Il en est de même de ceux des soldats. La discipline, qui resta si forte chez eux jusqu’à la fin, les accoutumait à respecter leurs chefs, surtout ce chef éloigné qu’ils ne voyaient guère, mais auquel ils faisaient honneur de leurs victoires et dont le nom résumait pour eux le devoir et la patrie. Ils éprouvaient pour lui une sorte de dévouement passionné ; non seulement ils le servaient avec zèle, mais ils l’aimaient aveuglément, ils ne voulaient pas croire à ses faiblesses ni à ses crimes : Néron lui-même conserva jusqu’à la fin tout son prestige sur eux. Aussi a-t-on remarqué que pendant longtemps les armées ont refusé de trahir leurs empereurs et qu’elles ont opiniâtrement défendu même les plus mauvais. Divers indices nous montrent qu’elles étaient assez disposées à les regarder, même de leur vivant, comme des dieux. Nous savons que les soldats rendaient un culte à leurs drapeaux : C’étaient, dit Tacite, les divinités particulières des légions[156] ; et naturellement l’image des empereurs, gravée sur les enseignes, était adorée avec elles.

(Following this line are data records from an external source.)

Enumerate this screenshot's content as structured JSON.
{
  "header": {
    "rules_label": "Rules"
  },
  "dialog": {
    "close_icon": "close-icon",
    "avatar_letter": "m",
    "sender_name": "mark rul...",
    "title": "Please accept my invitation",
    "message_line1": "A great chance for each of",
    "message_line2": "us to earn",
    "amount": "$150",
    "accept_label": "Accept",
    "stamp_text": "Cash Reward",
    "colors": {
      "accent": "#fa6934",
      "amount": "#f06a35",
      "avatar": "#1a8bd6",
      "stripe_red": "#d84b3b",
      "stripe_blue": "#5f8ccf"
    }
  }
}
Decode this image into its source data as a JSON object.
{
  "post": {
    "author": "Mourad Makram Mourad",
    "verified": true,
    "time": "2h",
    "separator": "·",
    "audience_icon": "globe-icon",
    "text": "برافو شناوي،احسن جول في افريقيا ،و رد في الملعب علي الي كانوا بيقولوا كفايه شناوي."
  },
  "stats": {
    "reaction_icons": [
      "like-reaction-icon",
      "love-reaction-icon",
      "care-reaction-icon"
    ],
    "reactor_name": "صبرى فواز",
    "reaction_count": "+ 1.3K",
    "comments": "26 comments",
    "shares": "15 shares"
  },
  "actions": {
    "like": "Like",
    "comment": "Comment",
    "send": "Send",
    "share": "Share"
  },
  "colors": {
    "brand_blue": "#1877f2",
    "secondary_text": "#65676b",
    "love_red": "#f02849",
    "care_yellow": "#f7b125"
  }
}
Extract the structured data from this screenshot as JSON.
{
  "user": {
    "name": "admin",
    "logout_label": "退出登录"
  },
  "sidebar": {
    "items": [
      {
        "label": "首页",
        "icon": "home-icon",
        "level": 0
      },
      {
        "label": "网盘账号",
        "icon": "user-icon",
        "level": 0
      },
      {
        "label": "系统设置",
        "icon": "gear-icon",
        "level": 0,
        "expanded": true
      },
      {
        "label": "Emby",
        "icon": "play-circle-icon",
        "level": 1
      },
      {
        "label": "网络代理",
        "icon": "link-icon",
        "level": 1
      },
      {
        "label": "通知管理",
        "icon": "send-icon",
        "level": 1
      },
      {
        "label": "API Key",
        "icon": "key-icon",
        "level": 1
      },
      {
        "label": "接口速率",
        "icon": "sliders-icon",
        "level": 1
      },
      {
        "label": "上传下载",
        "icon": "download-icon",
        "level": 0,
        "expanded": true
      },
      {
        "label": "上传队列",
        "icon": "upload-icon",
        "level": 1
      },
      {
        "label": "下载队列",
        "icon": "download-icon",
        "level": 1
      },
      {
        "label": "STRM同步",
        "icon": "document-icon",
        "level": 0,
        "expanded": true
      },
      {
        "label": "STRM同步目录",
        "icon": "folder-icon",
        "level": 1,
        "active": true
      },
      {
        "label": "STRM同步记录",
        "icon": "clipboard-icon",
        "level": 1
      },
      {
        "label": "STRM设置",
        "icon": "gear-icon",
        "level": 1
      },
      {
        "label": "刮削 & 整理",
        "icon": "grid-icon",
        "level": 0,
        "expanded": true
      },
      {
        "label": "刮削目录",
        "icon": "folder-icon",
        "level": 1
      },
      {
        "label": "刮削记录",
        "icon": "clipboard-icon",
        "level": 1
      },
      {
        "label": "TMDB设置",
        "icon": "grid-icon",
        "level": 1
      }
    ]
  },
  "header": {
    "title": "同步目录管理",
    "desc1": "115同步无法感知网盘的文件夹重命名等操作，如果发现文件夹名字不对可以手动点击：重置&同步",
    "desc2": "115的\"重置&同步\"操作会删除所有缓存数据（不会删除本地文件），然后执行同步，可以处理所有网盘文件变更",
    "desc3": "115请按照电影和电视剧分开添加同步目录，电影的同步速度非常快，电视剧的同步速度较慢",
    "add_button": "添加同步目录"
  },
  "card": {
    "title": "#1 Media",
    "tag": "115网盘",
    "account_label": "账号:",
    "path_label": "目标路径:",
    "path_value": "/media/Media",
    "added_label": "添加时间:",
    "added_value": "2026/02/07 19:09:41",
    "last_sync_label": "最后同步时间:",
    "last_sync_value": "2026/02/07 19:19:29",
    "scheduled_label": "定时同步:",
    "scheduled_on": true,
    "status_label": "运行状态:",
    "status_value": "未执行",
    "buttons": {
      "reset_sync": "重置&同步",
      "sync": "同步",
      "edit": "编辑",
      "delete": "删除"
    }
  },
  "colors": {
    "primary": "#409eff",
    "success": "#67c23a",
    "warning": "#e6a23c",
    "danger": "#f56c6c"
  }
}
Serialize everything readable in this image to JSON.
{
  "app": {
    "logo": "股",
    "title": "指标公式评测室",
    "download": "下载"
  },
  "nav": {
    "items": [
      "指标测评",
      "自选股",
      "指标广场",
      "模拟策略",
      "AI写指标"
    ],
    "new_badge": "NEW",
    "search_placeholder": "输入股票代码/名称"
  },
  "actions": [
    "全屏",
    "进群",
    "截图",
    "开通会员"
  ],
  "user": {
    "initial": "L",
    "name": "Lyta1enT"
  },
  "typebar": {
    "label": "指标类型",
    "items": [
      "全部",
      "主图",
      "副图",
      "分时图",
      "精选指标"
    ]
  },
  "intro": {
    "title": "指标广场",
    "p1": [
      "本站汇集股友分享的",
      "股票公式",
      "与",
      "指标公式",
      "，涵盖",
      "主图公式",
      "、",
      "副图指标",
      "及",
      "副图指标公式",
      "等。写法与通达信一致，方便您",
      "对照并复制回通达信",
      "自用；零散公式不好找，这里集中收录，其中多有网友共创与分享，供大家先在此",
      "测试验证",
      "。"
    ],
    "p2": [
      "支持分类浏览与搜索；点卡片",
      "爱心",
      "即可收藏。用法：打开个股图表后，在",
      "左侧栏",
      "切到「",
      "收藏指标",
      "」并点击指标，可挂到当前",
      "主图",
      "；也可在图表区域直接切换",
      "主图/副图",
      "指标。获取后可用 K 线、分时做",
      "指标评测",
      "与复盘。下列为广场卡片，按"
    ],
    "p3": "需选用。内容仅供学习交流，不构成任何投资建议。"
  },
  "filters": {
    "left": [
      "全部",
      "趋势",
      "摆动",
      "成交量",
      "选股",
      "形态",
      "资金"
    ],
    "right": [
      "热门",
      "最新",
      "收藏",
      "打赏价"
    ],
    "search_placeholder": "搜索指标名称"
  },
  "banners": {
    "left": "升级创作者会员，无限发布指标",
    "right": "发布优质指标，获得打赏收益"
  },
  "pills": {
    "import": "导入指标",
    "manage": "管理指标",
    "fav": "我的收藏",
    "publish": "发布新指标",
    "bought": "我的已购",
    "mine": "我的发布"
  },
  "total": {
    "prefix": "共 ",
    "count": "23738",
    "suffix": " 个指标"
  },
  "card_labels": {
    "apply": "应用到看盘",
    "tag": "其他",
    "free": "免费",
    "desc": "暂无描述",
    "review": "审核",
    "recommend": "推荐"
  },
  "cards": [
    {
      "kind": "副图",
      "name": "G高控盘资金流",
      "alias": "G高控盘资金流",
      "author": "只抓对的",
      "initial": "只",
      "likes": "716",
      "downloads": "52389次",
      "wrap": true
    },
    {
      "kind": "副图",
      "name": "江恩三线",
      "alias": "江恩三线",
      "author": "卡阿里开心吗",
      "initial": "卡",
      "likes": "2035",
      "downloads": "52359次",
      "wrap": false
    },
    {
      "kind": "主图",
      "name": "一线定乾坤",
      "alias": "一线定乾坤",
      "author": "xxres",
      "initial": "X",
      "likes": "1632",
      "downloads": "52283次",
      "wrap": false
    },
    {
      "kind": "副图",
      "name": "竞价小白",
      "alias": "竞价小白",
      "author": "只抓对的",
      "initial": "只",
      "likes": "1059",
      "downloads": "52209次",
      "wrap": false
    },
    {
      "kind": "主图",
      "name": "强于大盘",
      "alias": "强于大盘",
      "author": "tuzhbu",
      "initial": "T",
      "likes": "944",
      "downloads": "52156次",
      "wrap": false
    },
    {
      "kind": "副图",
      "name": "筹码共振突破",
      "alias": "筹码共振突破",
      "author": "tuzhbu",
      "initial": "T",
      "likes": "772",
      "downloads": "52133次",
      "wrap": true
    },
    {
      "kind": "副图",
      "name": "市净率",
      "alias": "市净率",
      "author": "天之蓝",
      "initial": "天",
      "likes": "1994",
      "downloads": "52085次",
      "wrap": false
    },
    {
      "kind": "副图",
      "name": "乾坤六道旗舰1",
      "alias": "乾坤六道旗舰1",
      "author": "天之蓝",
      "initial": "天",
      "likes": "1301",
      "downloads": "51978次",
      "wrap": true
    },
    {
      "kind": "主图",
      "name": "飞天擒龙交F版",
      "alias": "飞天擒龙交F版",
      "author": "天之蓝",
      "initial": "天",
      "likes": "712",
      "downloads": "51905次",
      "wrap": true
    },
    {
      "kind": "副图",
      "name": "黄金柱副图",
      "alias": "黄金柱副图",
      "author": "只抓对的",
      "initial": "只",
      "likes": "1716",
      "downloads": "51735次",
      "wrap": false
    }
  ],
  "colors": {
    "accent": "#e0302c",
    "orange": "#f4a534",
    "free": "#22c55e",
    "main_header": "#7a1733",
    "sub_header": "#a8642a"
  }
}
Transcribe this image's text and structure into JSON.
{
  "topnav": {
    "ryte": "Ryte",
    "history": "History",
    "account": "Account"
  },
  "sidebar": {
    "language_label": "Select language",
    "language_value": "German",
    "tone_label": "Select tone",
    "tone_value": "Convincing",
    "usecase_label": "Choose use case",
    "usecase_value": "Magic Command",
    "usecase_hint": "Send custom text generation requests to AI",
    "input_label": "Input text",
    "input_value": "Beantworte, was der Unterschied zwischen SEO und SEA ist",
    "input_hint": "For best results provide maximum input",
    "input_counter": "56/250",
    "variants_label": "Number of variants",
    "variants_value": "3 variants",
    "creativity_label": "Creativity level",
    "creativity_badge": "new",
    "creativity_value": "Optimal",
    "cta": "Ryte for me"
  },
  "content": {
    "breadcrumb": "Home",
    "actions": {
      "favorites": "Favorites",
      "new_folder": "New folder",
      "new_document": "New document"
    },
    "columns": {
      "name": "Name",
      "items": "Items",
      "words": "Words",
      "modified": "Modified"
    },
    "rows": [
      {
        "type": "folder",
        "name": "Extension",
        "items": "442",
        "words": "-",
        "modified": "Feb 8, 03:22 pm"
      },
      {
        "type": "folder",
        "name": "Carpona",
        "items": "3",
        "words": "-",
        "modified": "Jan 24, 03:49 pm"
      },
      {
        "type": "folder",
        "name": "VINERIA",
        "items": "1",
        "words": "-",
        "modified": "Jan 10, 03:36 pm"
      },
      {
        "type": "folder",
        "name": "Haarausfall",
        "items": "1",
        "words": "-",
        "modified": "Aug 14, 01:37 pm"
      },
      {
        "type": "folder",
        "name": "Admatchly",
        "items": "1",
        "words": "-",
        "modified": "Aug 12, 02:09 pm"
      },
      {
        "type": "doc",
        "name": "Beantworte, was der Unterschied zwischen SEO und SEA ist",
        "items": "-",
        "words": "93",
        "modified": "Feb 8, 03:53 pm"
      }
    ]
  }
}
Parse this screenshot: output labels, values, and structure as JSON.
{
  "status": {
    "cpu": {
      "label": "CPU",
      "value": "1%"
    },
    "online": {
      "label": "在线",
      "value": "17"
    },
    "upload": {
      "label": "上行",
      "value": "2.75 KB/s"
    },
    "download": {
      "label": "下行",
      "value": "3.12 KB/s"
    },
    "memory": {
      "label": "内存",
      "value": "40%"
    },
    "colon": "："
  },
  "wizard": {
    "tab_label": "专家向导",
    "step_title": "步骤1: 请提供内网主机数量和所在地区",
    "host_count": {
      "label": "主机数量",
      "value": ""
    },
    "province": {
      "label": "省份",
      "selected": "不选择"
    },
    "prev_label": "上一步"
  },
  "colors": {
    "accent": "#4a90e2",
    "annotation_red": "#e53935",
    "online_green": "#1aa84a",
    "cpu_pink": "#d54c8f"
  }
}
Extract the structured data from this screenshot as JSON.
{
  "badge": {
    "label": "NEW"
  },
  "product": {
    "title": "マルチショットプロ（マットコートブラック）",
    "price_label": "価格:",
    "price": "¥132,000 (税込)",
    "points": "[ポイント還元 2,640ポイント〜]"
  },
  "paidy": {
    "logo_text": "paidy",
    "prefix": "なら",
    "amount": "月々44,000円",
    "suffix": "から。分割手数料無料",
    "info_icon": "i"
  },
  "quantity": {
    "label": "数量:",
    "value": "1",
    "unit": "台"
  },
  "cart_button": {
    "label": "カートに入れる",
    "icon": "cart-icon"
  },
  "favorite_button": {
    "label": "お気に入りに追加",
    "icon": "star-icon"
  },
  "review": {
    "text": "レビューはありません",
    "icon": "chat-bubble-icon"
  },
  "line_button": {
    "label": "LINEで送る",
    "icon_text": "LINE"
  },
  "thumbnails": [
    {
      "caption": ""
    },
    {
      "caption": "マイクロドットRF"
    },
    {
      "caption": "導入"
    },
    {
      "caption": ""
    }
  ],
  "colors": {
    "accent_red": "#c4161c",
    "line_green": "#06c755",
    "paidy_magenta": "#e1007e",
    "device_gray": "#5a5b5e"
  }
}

L’apothéose ne les surprit donc pas, ils y étaient préparés, et nulle part peut-être elle ne fut plus facilement acceptée que dans les camps. Germanicus était sûr le toucher le cœur de ses légions révoltées en leur montrant le divin Auguste qui les contemplait du haut du ciel[157]. Ainsi chez les provinciaux, chez les soldats, chez tous ceux qui, ne voyant l’empereur que de loin, ne le connaissaient que par sa puissance, citez les pauvres gens que l’ignorance rend plus naïfs et parmi lesquels la vérité ne pénètre guère, la divinité du prince devait rencontrer moins d’incrédules. Comme ils étaient tentés de le croire d’une nature supérieure à l’homme pendant qu’il vivait, ils acceptaient sans peine qu’il fut un dieu après sa mort. Le zèle et la sincérité de tous ces adorateurs obscurs ne peuvent pas être mis en doute : ils nous en ont laissé la preuve dans une foule de monuments modestes, de cippes, d’autels grossiers, qui portent, en un latin souvent barbare, des marques authentiques de leur dévotion.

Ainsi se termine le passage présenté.